# Video Q&A: GFI’s Michael Cosgrove on carbon markets

Q. Do you foresee federal legislation for carbon markets this year?

A. Michael Cosgrove: I think the odds of a federal cap-and-trade system this year are virtually nil and I think next year the odds are quite long also. There has been a change in public sentiment, particularly in the past year, but really over the past three years, and I think that is taking quite a lot of the pressure off politicians to actually do something about climate change in North America.

Q. How do you see the development of a national scheme feeding into a global carbon emissions trading system?

A. Clearly the best result that we could have for a cap-and-trade programme or for any kind of carbon mitigation programme would be one where the US is part of a global programme. I think that currently it will be very challenging to enact legislation to create such a programme.

The one thing that may be creating some pressure to do so, however, was the recent announcement by the US Environmental Protection Agency (EPA) that they have deemed CO2 to be a gas that they can essentially enact programmes to mitigate. Clearly no-one wants the EPA to run a national carbon programme and so the terror that that announcement inspired does actually create some motion that otherwise wouldn’t be present, pending legislation in this area.

Q. In the meantime, what future do you see for the development of the regional schemes in the US?

A. Well, the RGGI (Regional Greenhouse Gas Initiative) just had a very large auction [on March 10, 2010 of 40,612,408 allowances] and those allowances are trading at about $2.13 per ton, which is just over the floor of$1.86/ton. I think it’s quite encouraging that a large amount of allowances were soaked up and the price wasn’t immediately offered at the floor [of $1.86/ton]. There are a couple of other initiatives, for example the Chicago Climate Exchange, which Dr Richard Sandor started [in 2000]. There’s also the Climate Action Reserve (CAR) standard for carbon allowances, as well as the Western Climate Initiative and the Mid-West Climate Initiative. At present, it seems the gold standard for carbon credits in North America is CAR credits. Last year they were changing hands at around$7.50/ton and I think they were being originated at between $5/ton and$6/ton. They seem to be valued at around \$5/ton now but compared to all of the other schemes, they are by far and away the most richly priced credits – and I think that reflects the expectation that in the event of a federal programme, the CAR protocol is most likely to be adopted.

Q. So until a federal scheme is put in place, will all of the regional schemes work to that protocol?

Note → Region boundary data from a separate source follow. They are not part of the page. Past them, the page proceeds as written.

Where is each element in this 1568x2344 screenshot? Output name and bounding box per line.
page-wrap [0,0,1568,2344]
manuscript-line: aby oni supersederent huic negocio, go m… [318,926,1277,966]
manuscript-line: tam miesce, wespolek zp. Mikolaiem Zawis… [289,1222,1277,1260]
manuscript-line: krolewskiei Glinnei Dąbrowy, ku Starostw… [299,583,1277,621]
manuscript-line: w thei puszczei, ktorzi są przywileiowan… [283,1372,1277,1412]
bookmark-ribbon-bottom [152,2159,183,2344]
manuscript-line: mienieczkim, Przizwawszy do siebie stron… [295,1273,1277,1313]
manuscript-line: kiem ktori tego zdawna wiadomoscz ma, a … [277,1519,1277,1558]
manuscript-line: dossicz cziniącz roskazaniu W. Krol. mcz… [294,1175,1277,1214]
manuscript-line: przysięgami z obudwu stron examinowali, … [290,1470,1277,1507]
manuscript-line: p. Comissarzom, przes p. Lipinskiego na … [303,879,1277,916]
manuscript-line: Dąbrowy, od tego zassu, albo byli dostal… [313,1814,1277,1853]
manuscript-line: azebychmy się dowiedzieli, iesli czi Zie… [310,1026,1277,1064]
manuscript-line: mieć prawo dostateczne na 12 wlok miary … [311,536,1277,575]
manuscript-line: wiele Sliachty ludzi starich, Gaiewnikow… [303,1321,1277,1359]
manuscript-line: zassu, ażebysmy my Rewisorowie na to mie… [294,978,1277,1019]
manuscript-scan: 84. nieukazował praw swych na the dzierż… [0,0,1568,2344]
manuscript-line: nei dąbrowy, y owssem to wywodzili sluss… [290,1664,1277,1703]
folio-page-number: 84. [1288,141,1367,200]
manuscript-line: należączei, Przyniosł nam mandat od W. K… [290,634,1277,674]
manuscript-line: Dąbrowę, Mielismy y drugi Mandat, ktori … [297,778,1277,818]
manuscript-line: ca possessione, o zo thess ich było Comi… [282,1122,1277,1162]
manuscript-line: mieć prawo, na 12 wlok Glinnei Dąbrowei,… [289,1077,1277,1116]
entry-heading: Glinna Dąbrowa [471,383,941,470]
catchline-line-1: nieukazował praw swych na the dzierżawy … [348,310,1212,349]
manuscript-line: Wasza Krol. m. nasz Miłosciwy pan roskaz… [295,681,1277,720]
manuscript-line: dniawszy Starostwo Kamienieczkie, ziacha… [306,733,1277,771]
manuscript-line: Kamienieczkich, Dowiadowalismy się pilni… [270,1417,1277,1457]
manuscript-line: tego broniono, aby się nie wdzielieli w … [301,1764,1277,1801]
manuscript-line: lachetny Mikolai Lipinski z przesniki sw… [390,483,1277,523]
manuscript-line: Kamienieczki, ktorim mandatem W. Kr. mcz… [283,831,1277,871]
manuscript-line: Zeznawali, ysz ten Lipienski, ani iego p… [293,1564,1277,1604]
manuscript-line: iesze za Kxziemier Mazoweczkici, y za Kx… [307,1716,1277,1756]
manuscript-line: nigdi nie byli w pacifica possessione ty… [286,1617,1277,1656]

A. They’re all working to slightly different standards. I think that it will be interesting to see how these develop. At this stage, it’s very hard to determine how these regional programmes could become more fungible and in fact work together. I think it’s too soon to really have a good sense of that.

Q. How would you characterise the current mood among US emissions market players?

A. I think the momentum is fairly poor right now for climate legislation. Clearly the healthcare debate has consumed an enormous amount of energy and time and political capital and it’s still unresolved. After the resolution of the healthcare debate one way or another, it seems most likely to me that the next important consideration will be financial reform. It will leave very little time and energy for climate legislation.

Q. How would that feed into trading activity? Will it have an effect?

A. Yes, I think it will. But it is interesting – in spite of all the terrible news, that there is still quite a lot of interest on the part of large commercial and industrial concerns to, at a minimum, gain expertise in dealing with carbon offset markets. We’re finding that there is still buying interest for greenhouse gas offsets in North America.